Counterparty Credit Risk

By using derivatives, the Company is exposed to counterparty credit risk if counterparties to the derivative contracts do not perform as expected. If a counterparty fails to perform, the Company’s counterparty credit risk is equal to the amount reported as a derivative asset, net of cash or other collateral received, and net of derivatives in a loss position with the same counterparty to the extent master netting arrangements exist. The Company minimizes counterparty credit risk through credit approvals, limits, monitoring procedures, executing master netting arrangements and obtaining collateral, where appropriate. Counterparty credit risk related to derivatives is considered in determining fair value.

The Company’s interest rate swap agreements include bilateral collateral agreements with collateral requirements, which begin with exposures in excess of $0.3 million. For each counterparty, the Company reviews the interest rate swap collateral daily. Collateral for customer interest rate swap agreements, calculated as the pledged asset less loan balance, requires valuation of the pledged asset. Counterparty credit risk adjustments of nil and $0.1 million were recognized during the three months ended June 30, 2021 and 2020, respectively, and $0.1 million and $0.3 million were recognized during the six months ended June 30, 2021 and 2020, respectively.

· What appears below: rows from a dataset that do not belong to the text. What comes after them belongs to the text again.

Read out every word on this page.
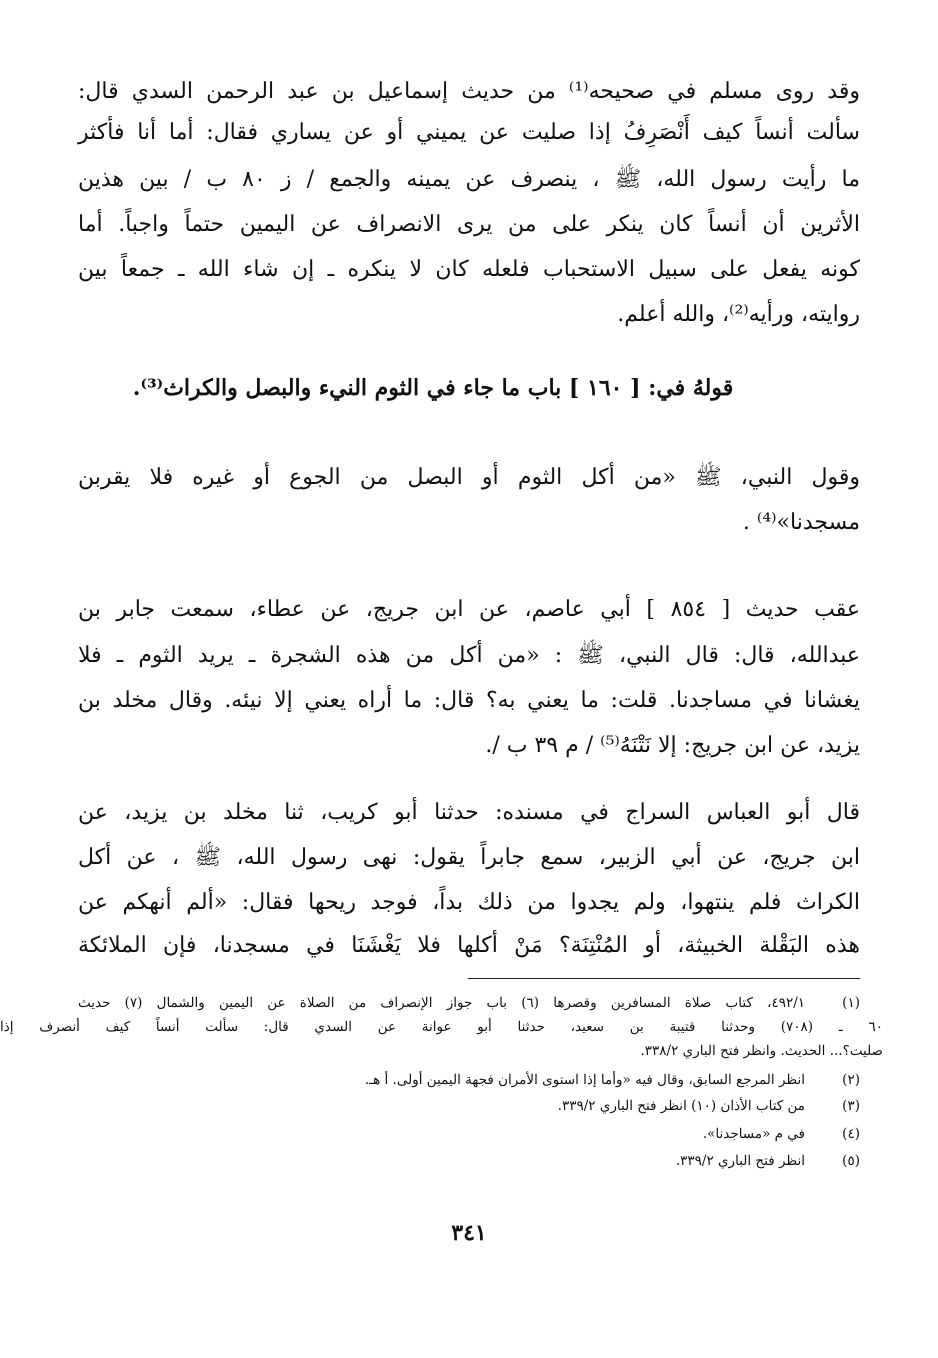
وقد روى مسلم في صحيحه⁽¹⁾ من حديث إسماعيل بن عبد الرحمن السدي قال:
سألت أنساً كيف أَنْصَرِفُ إذا صليت عن يميني أو عن يساري فقال: أما أنا فأكثر
ما رأيت رسول الله، ﷺ ، ينصرف عن يمينه والجمع / ز ٨٠ ب / بين هذين
الأثرين أن أنساً كان ينكر على من يرى الانصراف عن اليمين حتماً واجباً. أما
كونه يفعل على سبيل الاستحباب فلعله كان لا ينكره ـ إن شاء الله ـ جمعاً بين
روايته، ورأيه⁽²⁾، والله أعلم.
قولهُ في: [ ١٦٠ ] باب ما جاء في الثوم النيء والبصل والكراث⁽³⁾.
وقول النبي، ﷺ «من أكل الثوم أو البصل من الجوع أو غيره فلا يقربن
مسجدنا»⁽⁴⁾ .
عقب حديث [ ٨٥٤ ] أبي عاصم، عن ابن جريج، عن عطاء، سمعت جابر بن
عبدالله، قال: قال النبي، ﷺ : «من أكل من هذه الشجرة ـ يريد الثوم ـ فلا
يغشانا في مساجدنا. قلت: ما يعني به؟ قال: ما أراه يعني إلا نيئه. وقال مخلد بن
يزيد، عن ابن جريج: إلا نَتْنَهُ⁽⁵⁾ / م ٣٩ ب /.
قال أبو العباس السراج في مسنده: حدثنا أبو كريب، ثنا مخلد بن يزيد، عن
ابن جريج، عن أبي الزبير، سمع جابراً يقول: نهى رسول الله، ﷺ ، عن أكل
الكراث فلم ينتهوا، ولم يجدوا من ذلك بداً، فوجد ريحها فقال: «ألم أنهكم عن
هذه البَقْلة الخبيثة، أو المُنْتِنَة؟ مَنْ أكلها فلا يَغْشَنَا في مسجدنا، فإن الملائكة
(١)
٤٩٢/١، كتاب صلاة المسافرين وقصرها (٦) باب جواز الإنصراف من الصلاة عن اليمين والشمال (٧) حديث
٦٠ ـ (٧٠٨) وحدثنا قتيبة بن سعيد، حدثنا أبو عوانة عن السدي قال: سألت أنساً كيف أنصرف إذا
صليت؟... الحديث. وانظر فتح الباري ٣٣٨/٢.
(٢)
انظر المرجع السابق، وقال فيه «وأما إذا استوى الأمران فجهة اليمين أولى. أ هـ.
(٣)
من كتاب الأذان (١٠) انظر فتح الباري ٣٣٩/٢.
(٤)
في م «مساجدنا».
(٥)
انظر فتح الباري ٣٣٩/٢.
٣٤١
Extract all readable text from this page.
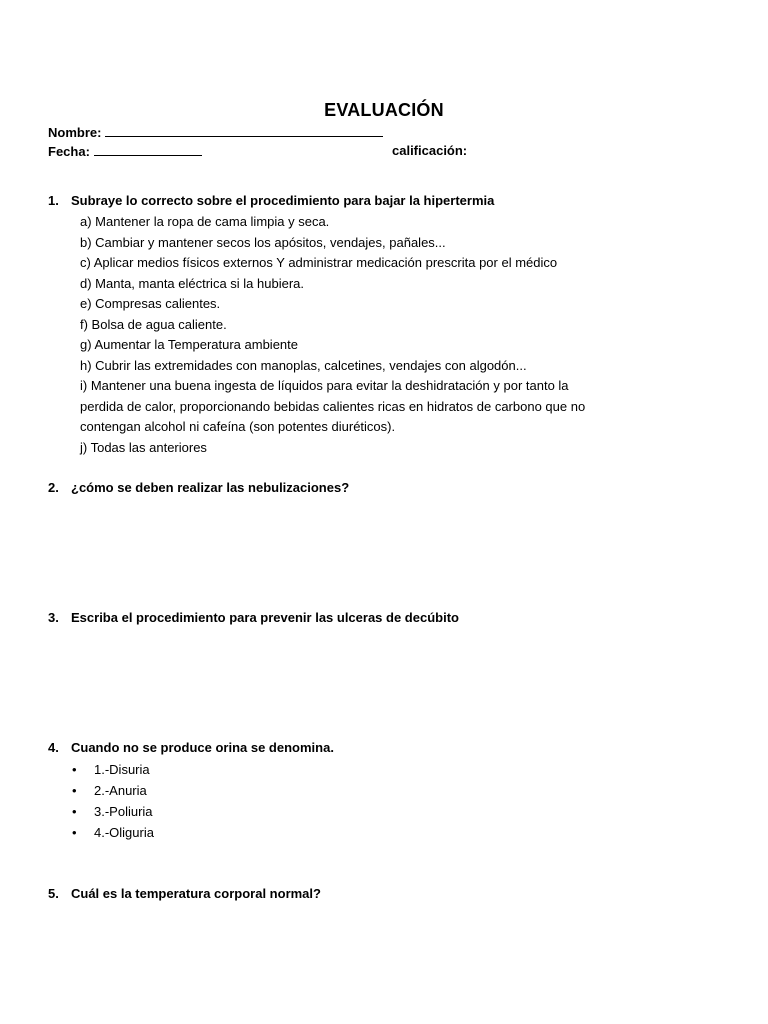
EVALUACIÓN
Nombre:
Fecha:	calificación:
1. Subraye lo correcto sobre el procedimiento para bajar la hipertermia
a) Mantener la ropa de cama limpia y seca.
b) Cambiar y mantener secos los apósitos, vendajes, pañales...
c) Aplicar medios físicos externos Y administrar medicación prescrita por el médico
d) Manta, manta eléctrica si la hubiera.
e) Compresas calientes.
f) Bolsa de agua caliente.
g) Aumentar la Temperatura ambiente
h) Cubrir las extremidades con manoplas, calcetines, vendajes con algodón...
i) Mantener una buena ingesta de líquidos para evitar la deshidratación y por tanto la
perdida de calor, proporcionando bebidas calientes ricas en hidratos de carbono que no
contengan alcohol ni cafeína (son potentes diuréticos).
j) Todas las anteriores
2. ¿cómo se deben realizar las nebulizaciones?
3. Escriba el procedimiento para prevenir las ulceras de decúbito
4. Cuando no se produce orina se denomina.
• 1.-Disuria
• 2.-Anuria
• 3.-Poliuria
• 4.-Oliguria
5. Cuál es la temperatura corporal normal?
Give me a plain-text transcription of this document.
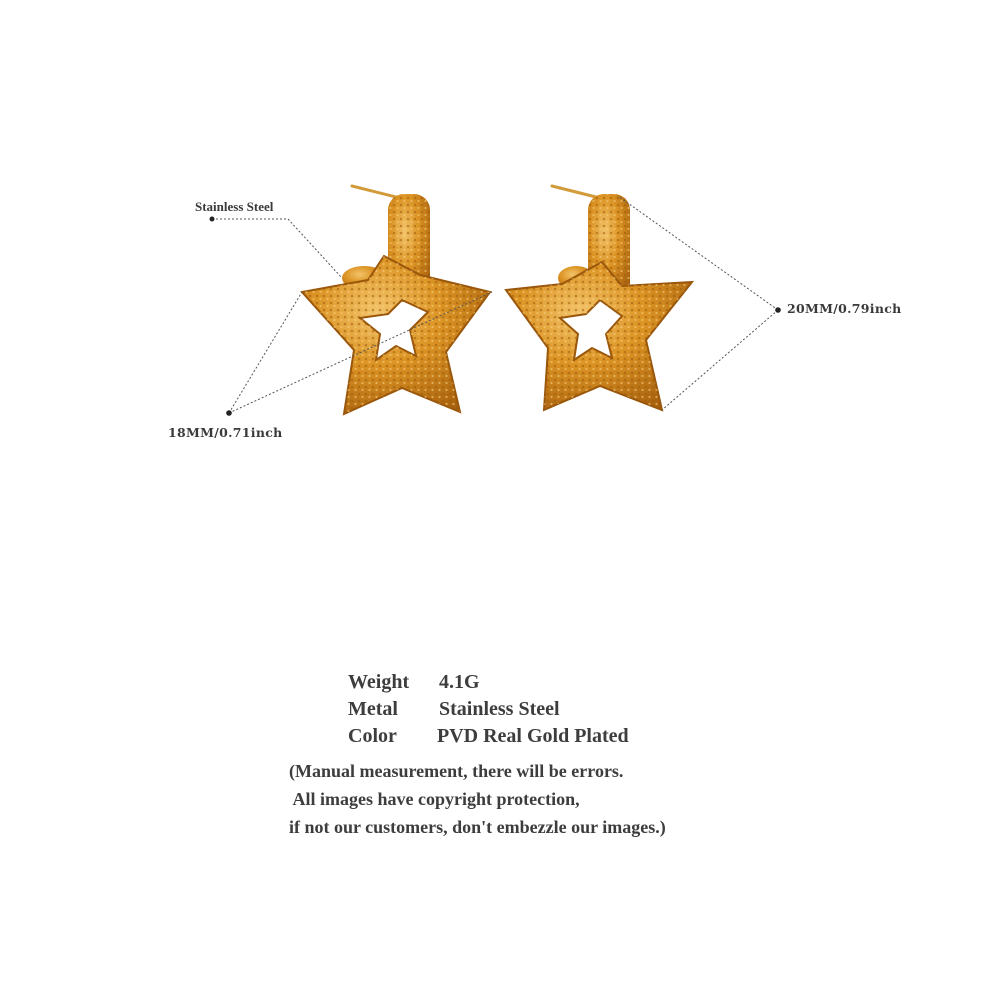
Stainless Steel
18MM/0.71inch
20MM/0.79inch
Weight 4.1G
Metal Stainless Steel
Color PVD Real Gold Plated
(Manual measurement, there will be errors.
All images have copyright protection,
if not our customers, don't embezzle our images.)
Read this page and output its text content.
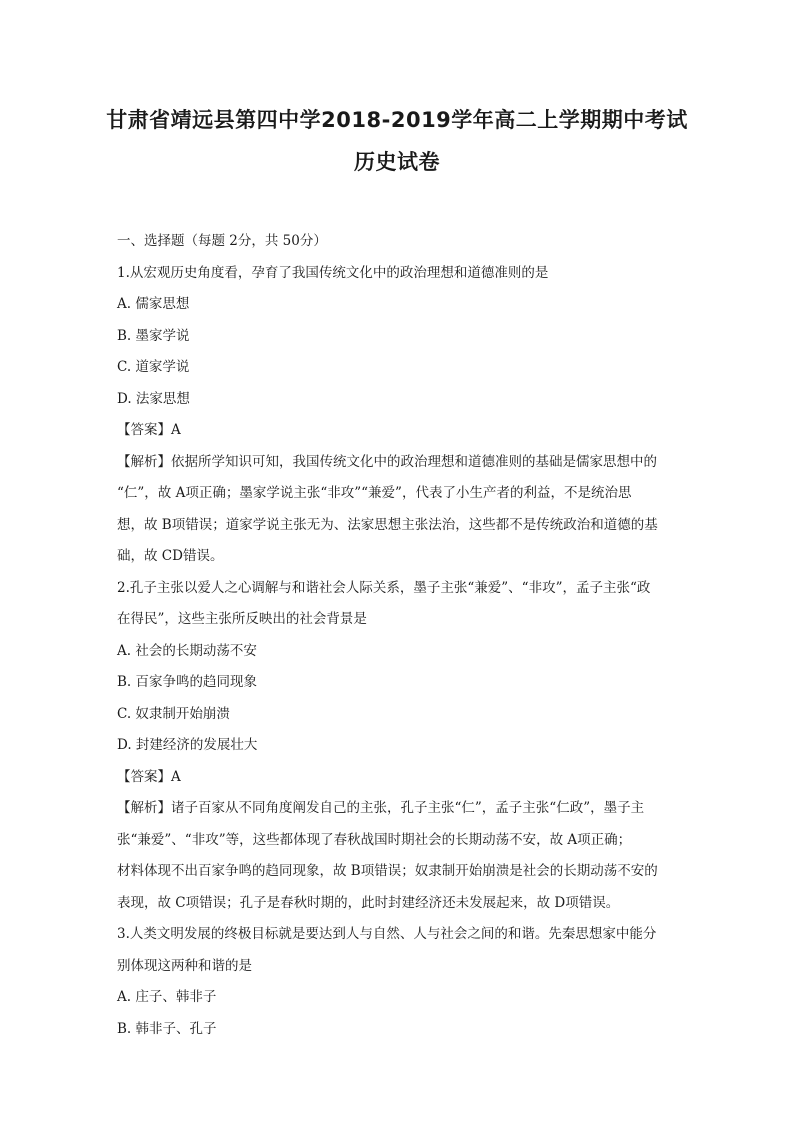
甘肃省靖远县第四中学2018-2019学年高二上学期期中考试
历史试卷
一、选择题（每题 2分，共 50分）
1.从宏观历史角度看，孕育了我国传统文化中的政治理想和道德准则的是
A. 儒家思想
B. 墨家学说
C. 道家学说
D. 法家思想
【答案】A
【解析】依据所学知识可知，我国传统文化中的政治理想和道德准则的基础是儒家思想中的
“仁”，故 A项正确；墨家学说主张“非攻”“兼爱”，代表了小生产者的利益，不是统治思
想，故 B项错误；道家学说主张无为、法家思想主张法治，这些都不是传统政治和道德的基
础，故 CD错误。
2.孔子主张以爱人之心调解与和谐社会人际关系，墨子主张“兼爱”、“非攻”，孟子主张“政
在得民”，这些主张所反映出的社会背景是
A. 社会的长期动荡不安
B. 百家争鸣的趋同现象
C. 奴隶制开始崩溃
D. 封建经济的发展壮大
【答案】A
【解析】诸子百家从不同角度阐发自己的主张，孔子主张“仁”，孟子主张“仁政”，墨子主
张“兼爱”、“非攻”等，这些都体现了春秋战国时期社会的长期动荡不安，故 A项正确；
材料体现不出百家争鸣的趋同现象，故 B项错误；奴隶制开始崩溃是社会的长期动荡不安的
表现，故 C项错误；孔子是春秋时期的，此时封建经济还未发展起来，故 D项错误。
3.人类文明发展的终极目标就是要达到人与自然、人与社会之间的和谐。先秦思想家中能分
别体现这两种和谐的是
A. 庄子、韩非子
B. 韩非子、孔子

Credit-Risk Related Contingent Features

Some of our derivative contracts contain provisions whereby if the Company’s credit rating were to be downgraded by certain major credit rating agencies as a result of a merger or material adverse change in the Company’s financial condition, the counterparty could require an early termination of derivative instruments in a net liability position. The aggregate fair value of all derivative instruments with such credit-risk related contingent features that are in a net liability position was $23.3 million and $19.8 million at June 30, 2021 and December 31, 2020, respectively, for which we posted $20.7 million and $20.4 million, respectively, in collateral in the normal course of business. If the Company’s credit rating had been downgraded as of June 30, 2021 and December 31, 2020, we may have been required to settle the contracts in an amount equal to their fair value.